Sedangkan omongan mereka kau degarkan
Tanpa pernah engkau kerjakan

Hei
Lembaran yang engkau anggap nyawakah yang engkau inginkan?
Lembaran suci terjaga itukah yang kalian hiraukan?
Ataukah seruan panggilan yang kau tinggalkan?
Demi sebuah keselamatan 

Mungkin kau anggap ini dmi kehormatan
Ketauhilah kau hanya sekedar kotoran
Entah apa yang engkau lakukan?




Juga kau, begitu pula aku

Caci maki saja aku
Dan pula dirimu
Meski kau tak tahu
Pantaskah kata itu terucap
Dan pula rahasiamu terkuak
Karena kau salah bergerak

Engkau…
Masih tetap yang dulu
Masih sering mengadu
Dan pula aku

Lebih baik kau diam 
Lebih baik aku membungkam
Mari kita lakukan.


Jalur dakwah tersendat

Bunda,
Kenapa langit hitam menyelimuti bumi 
Bukankah matahari ingin bersinar lebih lama?
Bunda..
Kenapa lautan menenggelamkan matahari
Tidakkah air itu takut matahari?

Bunda,
Bumi ini gelap
Mereka tak bisa melihat
Meski mereka berbadan tegap
Tapi pikiran mereka tak kuat

Bunda… mengapa?
Matahari tak bisa bebas bersinar
Matahari kini sudah tak sabar
Mau kemana air ini disebar?

Nanti ku ajak dia ke fajar
Dan arah terbitnya tertukar 
Ketika bumi tak lagi berputar
Tak ada lagi kata terlotar
Tinggal mereka yang menyebut “Allahu akbar” .

kumpulan puisi 2007

Motto kehidupan

Tidak ada masalah di dunia ini
Yang ada adalah tantangan.

Kesuskesan memerlukan perjuangan.

Kita mengatur waktu
Bukan waktu mengatur kita.
Jadikanlah sebuah tantangan itu menjadi sebuah permainan seru dan menegangkan.

Semurah murahnya budak adalah budak nafsu.

Anggaplah bahwasanya kamu adalah manusia paling beruntung di dunia.
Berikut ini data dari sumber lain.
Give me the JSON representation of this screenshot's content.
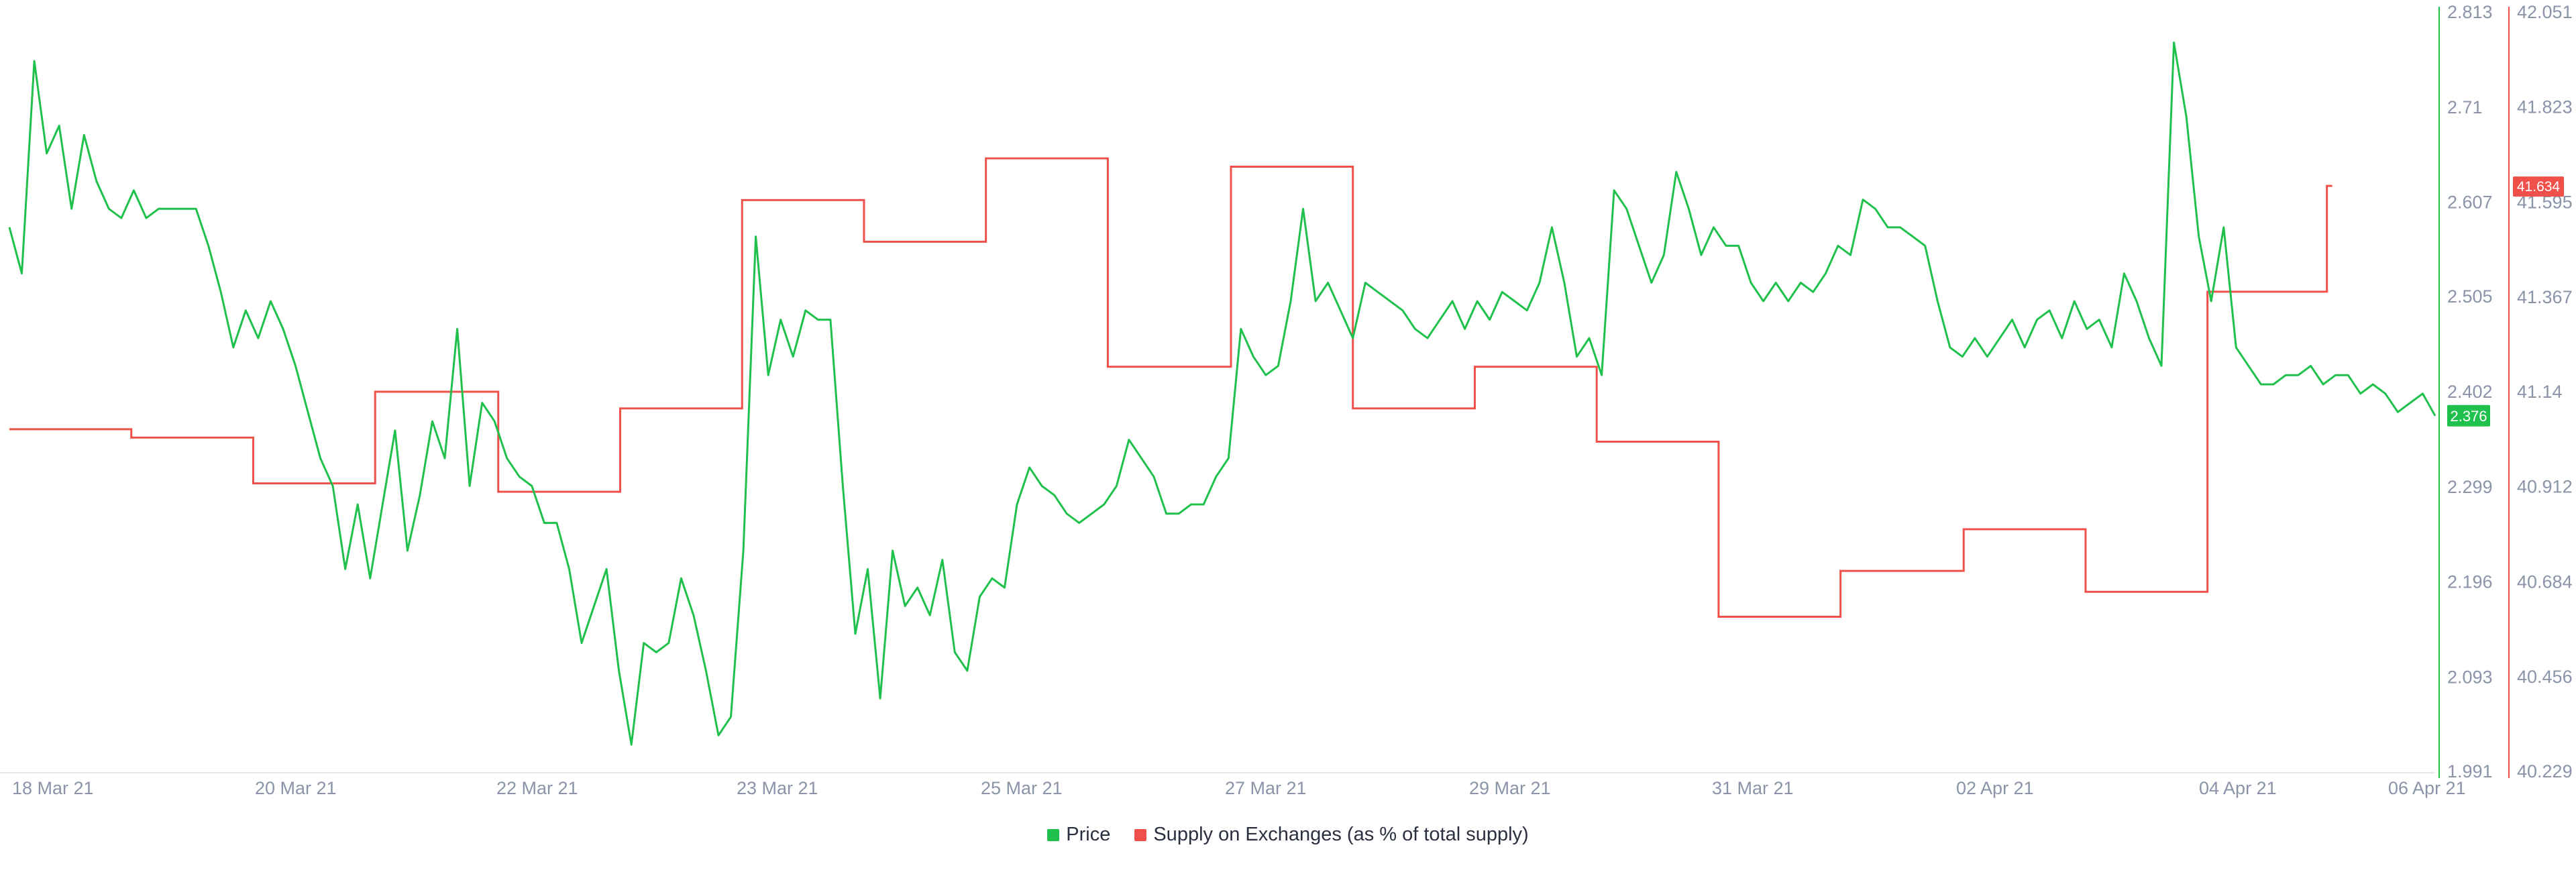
{
  "chart_data": {
    "type": "line",
    "x_ticks": [
      "18 Mar 21",
      "20 Mar 21",
      "22 Mar 21",
      "23 Mar 21",
      "25 Mar 21",
      "27 Mar 21",
      "29 Mar 21",
      "31 Mar 21",
      "02 Apr 21",
      "04 Apr 21",
      "06 Apr 21"
    ],
    "y_left": {
      "ticks": [
        "2.813",
        "2.71",
        "2.607",
        "2.505",
        "2.402",
        "2.299",
        "2.196",
        "2.093",
        "1.991"
      ],
      "ylim": [
        1.991,
        2.813
      ]
    },
    "y_right": {
      "ticks": [
        "42.051",
        "41.823",
        "41.595",
        "41.367",
        "41.14",
        "40.912",
        "40.684",
        "40.456",
        "40.229"
      ],
      "ylim": [
        40.229,
        42.051
      ]
    },
    "price_last_badge": "2.376",
    "supply_last_badge": "41.634",
    "series": [
      {
        "name": "Price",
        "axis": "left",
        "color": "#1fc14c",
        "x": [
          0,
          1,
          2,
          3,
          4,
          5,
          6,
          7,
          8,
          9,
          10,
          11,
          12,
          13,
          14,
          15,
          16,
          17,
          18,
          19,
          20,
          21,
          22,
          23,
          24,
          25,
          26,
          27,
          28,
          29,
          30,
          31,
          32,
          33,
          34,
          35,
          36,
          37,
          38,
          39,
          40,
          41,
          42,
          43,
          44,
          45,
          46,
          47,
          48,
          49,
          50,
          51,
          52,
          53,
          54,
          55,
          56,
          57,
          58,
          59,
          60,
          61,
          62,
          63,
          64,
          65,
          66,
          67,
          68,
          69,
          70,
          71,
          72,
          73,
          74,
          75,
          76,
          77,
          78,
          79,
          80,
          81,
          82,
          83,
          84,
          85,
          86,
          87,
          88,
          89,
          90,
          91,
          92,
          93,
          94,
          95,
          96,
          97,
          98,
          99,
          100,
          101,
          102,
          103,
          104,
          105,
          106,
          107,
          108,
          109,
          110,
          111,
          112,
          113,
          114,
          115,
          116,
          117,
          118,
          119,
          120,
          121,
          122,
          123,
          124,
          125,
          126,
          127,
          128,
          129,
          130,
          131,
          132,
          133,
          134,
          135,
          136,
          137,
          138,
          139,
          140,
          141,
          142,
          143,
          144,
          145,
          146,
          147,
          148,
          149,
          150,
          151,
          152,
          153,
          154,
          155,
          156,
          157,
          158,
          159,
          160,
          161,
          162,
          163,
          164,
          165,
          166,
          167,
          168,
          169,
          170,
          171,
          172,
          173,
          174,
          175,
          176,
          177,
          178,
          179,
          180,
          181,
          182,
          183,
          184,
          185,
          186,
          187,
          188,
          189,
          190,
          191,
          192,
          193,
          194,
          195
        ],
        "values": [
          2.58,
          2.53,
          2.76,
          2.66,
          2.69,
          2.6,
          2.68,
          2.63,
          2.6,
          2.59,
          2.62,
          2.59,
          2.6,
          2.6,
          2.6,
          2.6,
          2.56,
          2.51,
          2.45,
          2.49,
          2.46,
          2.5,
          2.47,
          2.43,
          2.38,
          2.33,
          2.3,
          2.21,
          2.28,
          2.2,
          2.28,
          2.36,
          2.23,
          2.29,
          2.37,
          2.33,
          2.47,
          2.3,
          2.39,
          2.37,
          2.33,
          2.31,
          2.3,
          2.26,
          2.26,
          2.21,
          2.13,
          2.17,
          2.21,
          2.1,
          2.02,
          2.13,
          2.12,
          2.13,
          2.2,
          2.16,
          2.1,
          2.03,
          2.05,
          2.23,
          2.57,
          2.42,
          2.48,
          2.44,
          2.49,
          2.48,
          2.48,
          2.3,
          2.14,
          2.21,
          2.07,
          2.23,
          2.17,
          2.19,
          2.16,
          2.22,
          2.12,
          2.1,
          2.18,
          2.2,
          2.19,
          2.28,
          2.32,
          2.3,
          2.29,
          2.27,
          2.26,
          2.27,
          2.28,
          2.3,
          2.35,
          2.33,
          2.31,
          2.27,
          2.27,
          2.28,
          2.28,
          2.31,
          2.33,
          2.47,
          2.44,
          2.42,
          2.43,
          2.5,
          2.6,
          2.5,
          2.52,
          2.49,
          2.46,
          2.52,
          2.51,
          2.5,
          2.49,
          2.47,
          2.46,
          2.48,
          2.5,
          2.47,
          2.5,
          2.48,
          2.51,
          2.5,
          2.49,
          2.52,
          2.58,
          2.52,
          2.44,
          2.46,
          2.42,
          2.62,
          2.6,
          2.56,
          2.52,
          2.55,
          2.64,
          2.6,
          2.55,
          2.58,
          2.56,
          2.56,
          2.52,
          2.5,
          2.52,
          2.5,
          2.52,
          2.51,
          2.53,
          2.56,
          2.55,
          2.61,
          2.6,
          2.58,
          2.58,
          2.57,
          2.56,
          2.5,
          2.45,
          2.44,
          2.46,
          2.44,
          2.46,
          2.48,
          2.45,
          2.48,
          2.49,
          2.46,
          2.5,
          2.47,
          2.48,
          2.45,
          2.53,
          2.5,
          2.46,
          2.43,
          2.78,
          2.7,
          2.57,
          2.5,
          2.58,
          2.45,
          2.43,
          2.41,
          2.41,
          2.42,
          2.42,
          2.43,
          2.41,
          2.42,
          2.42,
          2.4,
          2.41,
          2.4,
          2.38,
          2.39,
          2.4,
          2.376
        ]
      },
      {
        "name": "Supply on Exchanges (as % of total supply)",
        "axis": "right",
        "color": "#f0504a",
        "step_x": [
          0,
          9.8,
          19.6,
          29.4,
          39.3,
          49.1,
          58.9,
          68.7,
          78.5,
          88.3,
          98.2,
          108.0,
          117.8,
          127.6,
          137.4,
          147.2,
          157.1,
          166.9,
          176.7,
          186.3
        ],
        "step_values": [
          41.05,
          41.03,
          40.92,
          41.14,
          40.9,
          41.1,
          41.6,
          41.5,
          41.7,
          41.2,
          41.68,
          41.1,
          41.2,
          41.02,
          40.6,
          40.71,
          40.81,
          40.66,
          41.38,
          41.634
        ]
      }
    ]
  },
  "legend": {
    "price_label": "Price",
    "supply_label": "Supply on Exchanges (as % of total supply)"
  },
  "colors": {
    "price": "#1fc14c",
    "supply": "#f0504a",
    "tick_text": "#8a93a8",
    "axis_line": "#e6e8ef"
  }
}
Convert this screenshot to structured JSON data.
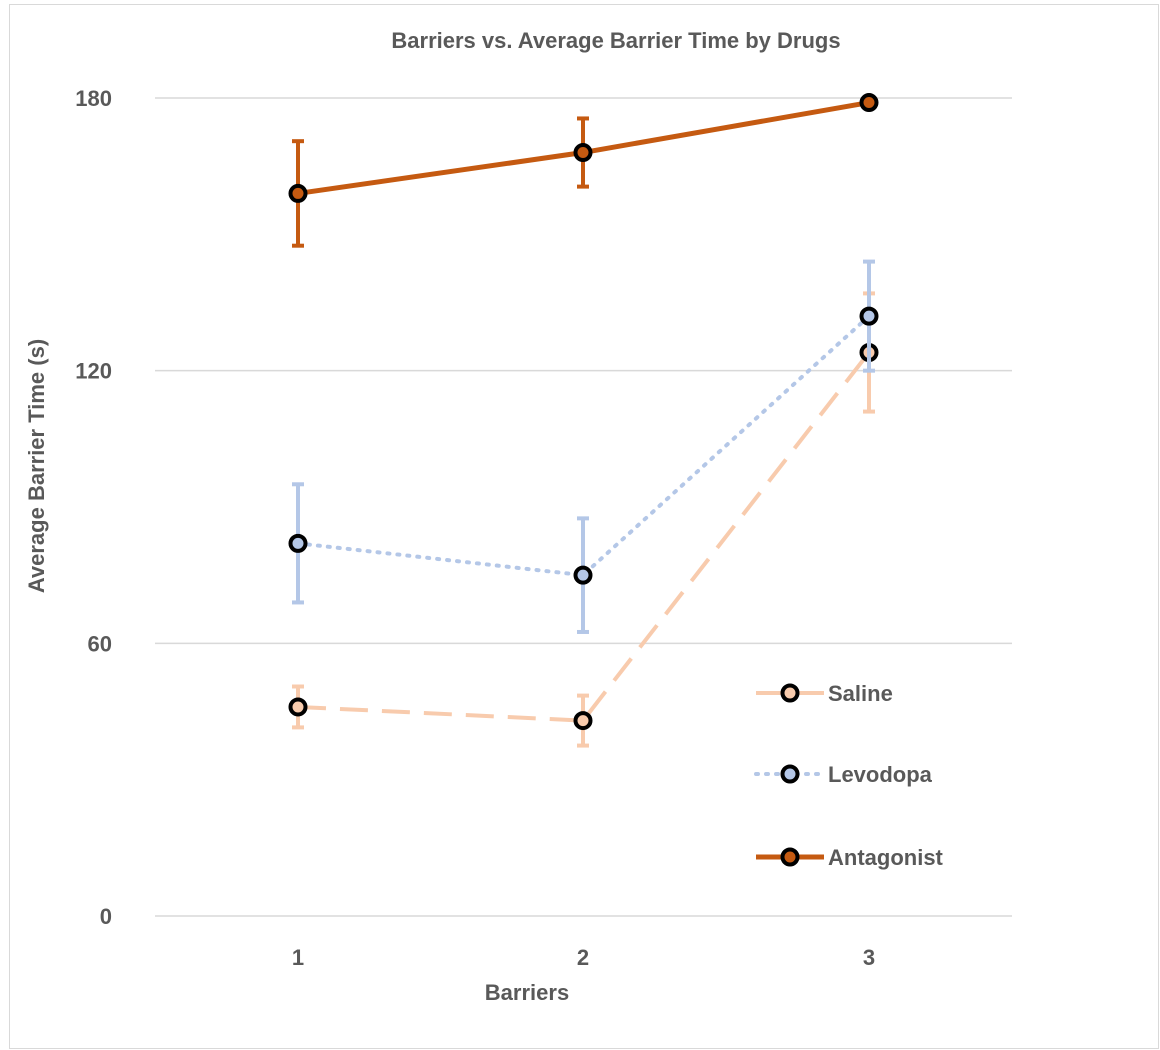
{
  "chart_data": {
    "type": "line",
    "title": "Barriers vs. Average Barrier Time by Drugs",
    "xlabel": "Barriers",
    "ylabel": "Average Barrier Time (s)",
    "categories": [
      "1",
      "2",
      "3"
    ],
    "ylim": [
      0,
      180
    ],
    "yticks": [
      "0",
      "60",
      "120",
      "180"
    ],
    "grid": true,
    "legend_position": "right",
    "series": [
      {
        "name": "Saline",
        "values": [
          46,
          43,
          124
        ],
        "error": [
          4.5,
          5.5,
          13
        ],
        "color": "#f8cbad",
        "line_style": "dashed"
      },
      {
        "name": "Levodopa",
        "values": [
          82,
          75,
          132
        ],
        "error": [
          13,
          12.5,
          12
        ],
        "color": "#b4c7e7",
        "line_style": "dotted"
      },
      {
        "name": "Antagonist",
        "values": [
          159,
          168,
          179
        ],
        "error": [
          11.5,
          7.5,
          0
        ],
        "color": "#c55a11",
        "line_style": "solid"
      }
    ],
    "marker_outline_color": "#000000",
    "gridline_color": "#d9d9d9"
  }
}
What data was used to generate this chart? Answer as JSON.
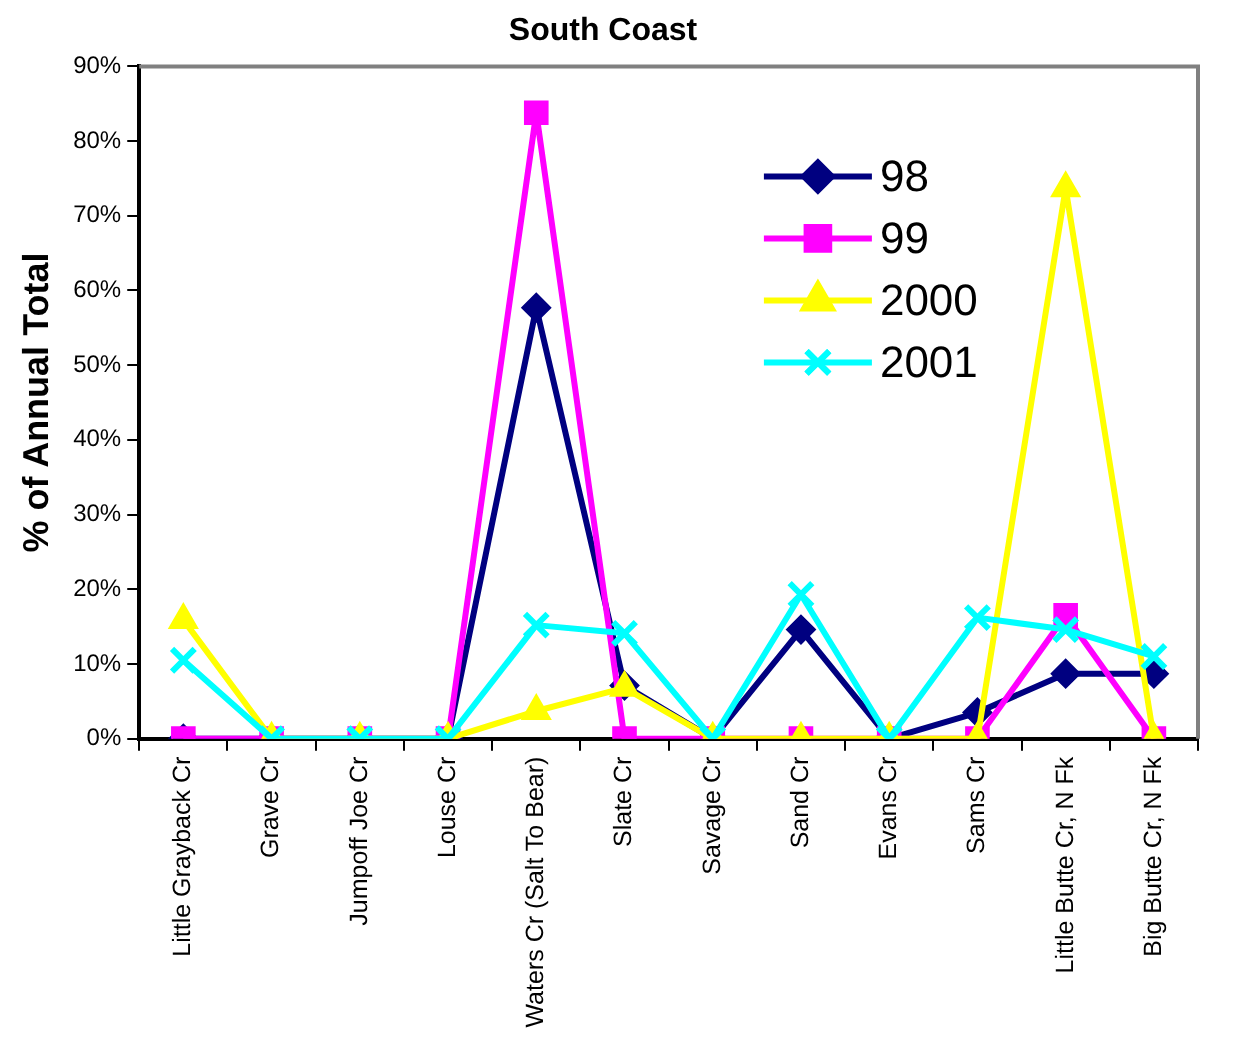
{
  "chart_data": {
    "type": "line",
    "title": "South Coast",
    "ylabel": "% of Annual Total",
    "categories": [
      "Little Grayback Cr",
      "Grave Cr",
      "Jumpoff Joe Cr",
      "Louse Cr",
      "Waters Cr (Salt To Bear)",
      "Slate Cr",
      "Savage Cr",
      "Sand Cr",
      "Evans Cr",
      "Sams Cr",
      "Little Butte Cr, N Fk",
      "Big Butte Cr, N Fk"
    ],
    "series": [
      {
        "name": "98",
        "color": "#000080",
        "marker": "diamond",
        "values": [
          0,
          0,
          0,
          0,
          57.7,
          7.1,
          0,
          14.6,
          0,
          3.5,
          8.7,
          8.7
        ]
      },
      {
        "name": "99",
        "color": "#ff00ff",
        "marker": "square",
        "values": [
          0,
          0,
          0,
          0,
          83.8,
          0,
          0,
          0,
          0,
          0,
          16.5,
          0
        ]
      },
      {
        "name": "2000",
        "color": "#ffff00",
        "marker": "triangle",
        "values": [
          15.9,
          0,
          0,
          0,
          3.7,
          6.8,
          0,
          0,
          0,
          0,
          73.7,
          0
        ]
      },
      {
        "name": "2001",
        "color": "#00ffff",
        "marker": "cross",
        "values": [
          10.5,
          0,
          0,
          0,
          15.2,
          14.1,
          0,
          19.3,
          0,
          16.2,
          14.6,
          11
        ]
      }
    ],
    "ylim": [
      0,
      90
    ],
    "yticks": [
      {
        "value": 0,
        "label": "0%"
      },
      {
        "value": 10,
        "label": "10%"
      },
      {
        "value": 20,
        "label": "20%"
      },
      {
        "value": 30,
        "label": "30%"
      },
      {
        "value": 40,
        "label": "40%"
      },
      {
        "value": 50,
        "label": "50%"
      },
      {
        "value": 60,
        "label": "60%"
      },
      {
        "value": 70,
        "label": "70%"
      },
      {
        "value": 80,
        "label": "80%"
      },
      {
        "value": 90,
        "label": "90%"
      }
    ],
    "grid": false,
    "legend": "top right",
    "line_style": "solid"
  }
}
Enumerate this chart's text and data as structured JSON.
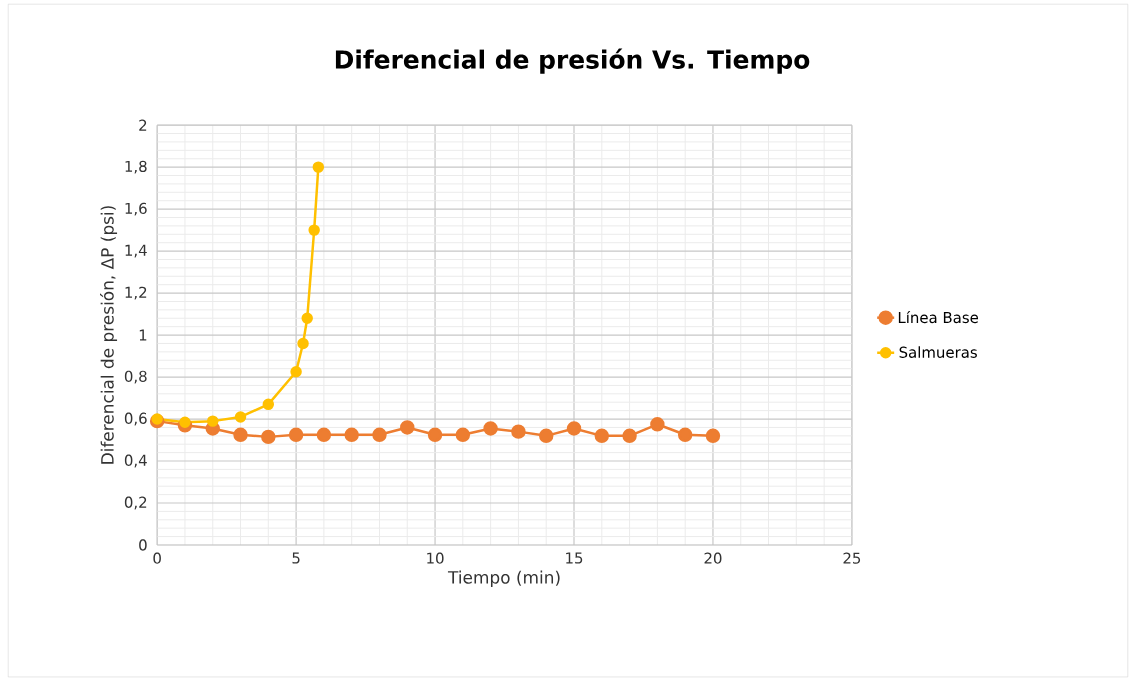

Siapapun dia-bagaimanapun dia- saya pasti bisa lebih dari dia.


Aku

Aku
Datang dari negeri pulau seribu
Seorang pemuda lugu datang kesini untuk mencari ilmu
Tapi Cuma janji palsu
Janji palsu masa lalu

Ketika telepon bordering kencang
Aku berteriak
“ibu doakan aku yang sedang berjuang menuntut ilmu”

Uang berjuta juta
Padahal bukan orang kaya
Keringat tengik membasahi
Meski bukan petani

Tapi apa yagn terjadi
Dari usaha setengah mati
 membuang hari
Yang selalu berubah silih berganti

Air keringat
Tanpa perasaan aku balas dengan air maksiat
Air yang kutumpahkan diatas meja benda padat
Aku bukan bagian dari tobat
Aku adalah pengkhianat

Aku penjahat yang keji
Yang bersembunyi
Yang telah dikasih hati
Tapi…
Justru malah menyakiti
Hati
Orang yang telah membawaku ke dunia ini
Ummi

Aku telah berbohong
Itu semua omong kosong
Janji yang kopong
Bagaikan tong yang kosong

To be continue…..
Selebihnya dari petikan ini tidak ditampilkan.